Editorial / NOVIEMBRE 24 DE 2020

La fe del cafetero

No es fácil insistir en cultivar café cuando el precio de una libra en el mercado difícilmente supera los costos para producirla. Pese a tantas dificultades los caficultores han aguantado y ahora muchos sonríen.

La fe del cafetero

Ya va siendo hora de alternar la expresión “Con la fe del carbonero”, normalmente usada para denotar que una persona o un grupo insiste y cree en lo que pocos,  con la frase “Con la fe del cafetero”. Si hay un gremio que ha dado muestras de tenacidad, de creatividad, de resiliencia, de capacidad de adaptación y de convicción en lo que hace, es el de los cultivadores del grano. Para ellos una ovación cerrada y de pie. 

Eso de la bonanza se quedó en el pasado y nunca más volvió, por todos es sabido que desde la ruptura del pacto cafetero en 1989 todo se puso cuesta arriba para los productores de la bebida nacional. La posibilidad de garantizar ingresos estables y permanentes a los países productores terminó más temprano que tarde y entonces la sobreoferta afectó primero los bolsillos de los cultivadores y luego las reservas del Fondo Nacional del Café. La aparición de nuevos competidores, el debilitamiento de la moneda nacional, entre otros factores, se fueron sumando uno tras otro para ir asestando golpes a los caficultores y por ende una sustancial reducción en el número de hectáreas cultivadas con la rubiácea.

 Mientras los campesinos se empobrecían, la cotización del producto subía y bajaba sin ofrecer un margen de utilidad que compensara lo invertido. Quienes durante varios años tuvieron utilidades se empezaron a acostumbrar a las pérdidas. Mientras se engrosaba la lista de propietarios de tierras rurales que dejaron de sembrar colinos para apostarle al negocio de alquiler de casas con piscina para descansar, otros insistieron, se empezaron a capacitar, buscaron ellos solos abrirse mercado, se endeudaron y se decidieron muchos, por ejemplo, a cafés especiales que hoy están vendiendo, sin depender de los incómodos commodities, a precios que compensan el esfuerzo y la resistencia.

El departamento del Quindío, en todos sus municipios, está asistiendo a una nueva floración de cafés de muy buena calidad y de caficultores que aun con las uñas llenas de tierra negocian directamente su café con compradores que llegan al país buscando un producto de calidad, que difícilmente se encuentra en el prostituido mercado, o tomaron un avión para ir a abrirse su propio mercado.
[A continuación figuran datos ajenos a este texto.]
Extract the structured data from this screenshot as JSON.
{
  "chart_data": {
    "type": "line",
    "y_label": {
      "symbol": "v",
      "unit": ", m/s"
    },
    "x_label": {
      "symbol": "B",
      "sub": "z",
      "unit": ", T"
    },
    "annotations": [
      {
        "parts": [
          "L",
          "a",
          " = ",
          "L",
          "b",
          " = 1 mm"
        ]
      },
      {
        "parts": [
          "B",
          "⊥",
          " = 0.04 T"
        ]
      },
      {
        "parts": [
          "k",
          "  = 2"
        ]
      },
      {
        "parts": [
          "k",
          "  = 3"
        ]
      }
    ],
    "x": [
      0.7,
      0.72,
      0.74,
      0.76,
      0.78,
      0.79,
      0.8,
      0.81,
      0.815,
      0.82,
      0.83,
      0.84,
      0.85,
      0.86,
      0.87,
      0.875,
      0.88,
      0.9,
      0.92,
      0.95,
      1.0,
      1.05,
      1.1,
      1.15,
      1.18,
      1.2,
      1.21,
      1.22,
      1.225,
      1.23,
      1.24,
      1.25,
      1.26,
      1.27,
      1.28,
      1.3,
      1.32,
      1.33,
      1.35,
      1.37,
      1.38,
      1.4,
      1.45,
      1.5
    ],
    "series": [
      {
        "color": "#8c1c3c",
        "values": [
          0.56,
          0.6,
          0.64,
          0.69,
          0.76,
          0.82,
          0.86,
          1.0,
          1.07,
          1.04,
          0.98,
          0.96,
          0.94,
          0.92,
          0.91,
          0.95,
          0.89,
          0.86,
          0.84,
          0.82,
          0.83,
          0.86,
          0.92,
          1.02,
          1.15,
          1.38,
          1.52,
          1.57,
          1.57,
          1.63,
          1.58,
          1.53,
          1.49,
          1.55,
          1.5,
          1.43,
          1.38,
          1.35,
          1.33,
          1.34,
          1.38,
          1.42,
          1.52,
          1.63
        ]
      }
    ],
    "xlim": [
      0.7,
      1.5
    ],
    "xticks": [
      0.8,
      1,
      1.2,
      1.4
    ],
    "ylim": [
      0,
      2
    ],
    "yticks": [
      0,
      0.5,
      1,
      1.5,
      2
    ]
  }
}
Nada los ha detenido, ni la roya, ni la violencia, ni la crisis cafetera, ni la histórica contracción de la economía producto de la pandemia. Los cafeteros parecen hechos de otro material, nada los amilana, nada les merma ese amor y devoción con que ahora se han vuelto conocedores y dueños de todo el proceso: de la mata a la taza.

La oferta es tan amplia como de buena calidad. En unos más que en otros, pero en cada municipio quindiano de seguro hay varios sitios para tomar un buen café. Los dueños de los negocios son los mismos cultivadores, hay relevo generacional y ese es un buen mensaje, hay valor agregado y están ayudando con su devoción a que el mercado aprenda y valore qué es un buen café y no reniegue de pagar un poco más por tomarlo. 

La carta quindiana incluye café en fogón de leña, con sabor a licor o a chocolate, en el parque del pueblo o entre las montañas con un paisaje envidiable, todos los días de la semana, con música en vivo o un buen libro, en fin. Los caficultores han sobrevivido porque creen en ellos, pero no quietos porque eso no es dar la pelea, han creado, han invertido, han soñado y han luchado con la fe del carbonero, perdón, con la fe del cafetero.